Well, the things that happened among birds might happen among men, who also prey upon each other, and--but I could not bear the thought. "Take the mule, Sihamba," I said; "I will answer for it to the Baas.
As for the two cows, they can run with the other cattle till your return." "I thank you, Mother of Swallow," she answered, and turned to go, when I stopped her and asked: "Have you heard anything that makes you afraid, Sihamba ?" "I have heard nothing," she replied, "still I am afraid." "Then you are a fool for your pains, to be afraid of nothing," I answered roughly; "but watch well, Sihamba." "Fear not, I will watch till my knees are loosened and my eyes grow hollow." Then she went away, and that was the last I saw of her for many a weary month.
Ah!
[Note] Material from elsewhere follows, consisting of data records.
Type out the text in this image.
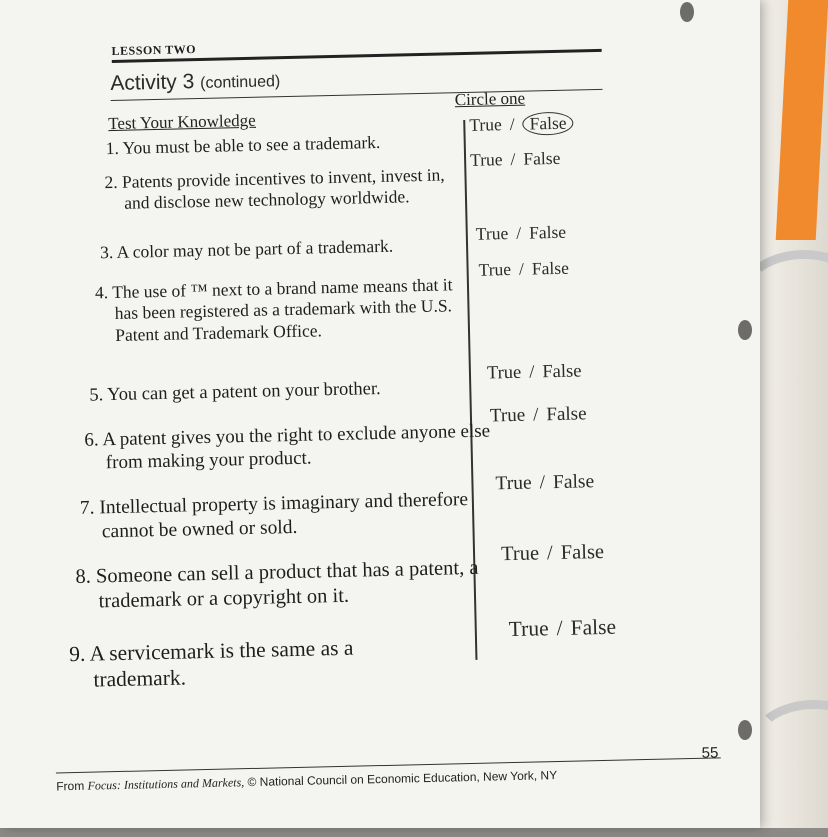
LESSON TWO
Activity 3 (continued)
Test Your Knowledge
Circle one
1. You must be able to see a trademark.
True / False
2. Patents provide incentives to invent, invest in, and disclose new technology worldwide.
True / False
3. A color may not be part of a trademark.
True / False
4. The use of ™ next to a brand name means that it has been registered as a trademark with the U.S. Patent and Trademark Office.
True / False
5. You can get a patent on your brother.
True / False
6. A patent gives you the right to exclude anyone else from making your product.
True / False
7. Intellectual property is imaginary and therefore cannot be owned or sold.
True / False
8. Someone can sell a product that has a patent, a trademark or a copyright on it.
True / False
9. A servicemark is the same as a trademark.
True / False
From Focus: Institutions and Markets, © National Council on Economic Education, New York, NY
55
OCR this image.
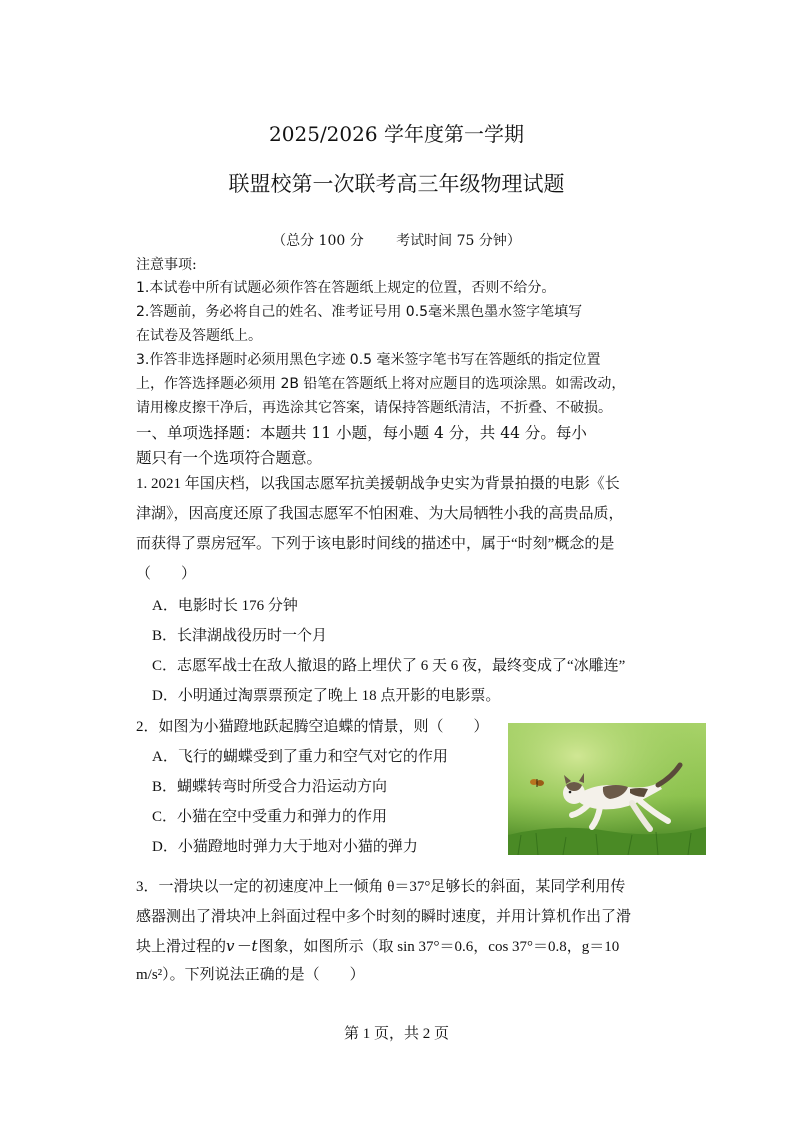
2025/2026 学年度第一学期
联盟校第一次联考高三年级物理试题
（总分 100 分　　 考试时间 75 分钟）
注意事项:
1.本试卷中所有试题必须作答在答题纸上规定的位置，否则不给分。
2.答题前，务必将自己的姓名、准考证号用 0.5毫米黑色墨水签字笔填写
在试卷及答题纸上。
3.作答非选择题时必须用黑色字迹 0.5 毫米签字笔书写在答题纸的指定位置
上，作答选择题必须用 2B 铅笔在答题纸上将对应题目的选项涂黑。如需改动，
请用橡皮擦干净后，再选涂其它答案，请保持答题纸清洁，不折叠、不破损。
一、单项选择题：本题共 11 小题，每小题 4 分，共 44 分。每小
题只有一个选项符合题意。
1. 2021 年国庆档，以我国志愿军抗美援朝战争史实为背景拍摄的电影《长
津湖》，因高度还原了我国志愿军不怕困难、为大局牺牲小我的高贵品质，
而获得了票房冠军。下列于该电影时间线的描述中，属于“时刻”概念的是
（　　）
A．电影时长 176 分钟
B．长津湖战役历时一个月
C．志愿军战士在敌人撤退的路上埋伏了 6 天 6 夜，最终变成了“冰雕连”
D．小明通过淘票票预定了晚上 18 点开影的电影票。
2．如图为小猫蹬地跃起腾空追蝶的情景，则（　　）
A．飞行的蝴蝶受到了重力和空气对它的作用
B．蝴蝶转弯时所受合力沿运动方向
C．小猫在空中受重力和弹力的作用
D．小猫蹬地时弹力大于地对小猫的弹力
3．一滑块以一定的初速度冲上一倾角 θ＝37°足够长的斜面，某同学利用传
感器测出了滑块冲上斜面过程中多个时刻的瞬时速度，并用计算机作出了滑
块上滑过程的v－t图象，如图所示（取 sin 37°＝0.6，cos 37°＝0.8，g＝10
m/s²）。下列说法正确的是（　　）
第 1 页，共 2 页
Suzanne, child, had it not been for the watching of little Sihamba, the walker-by-moonlight, you had not been sitting there to-day, looking much as she used to look, the Suzanne of fifty years ago. The marriage was to take place at noon, and though I had much to see to, never have I known a longer morning.
Why it was I cannot say, but it seemed to me as though twelve o'clock would never come.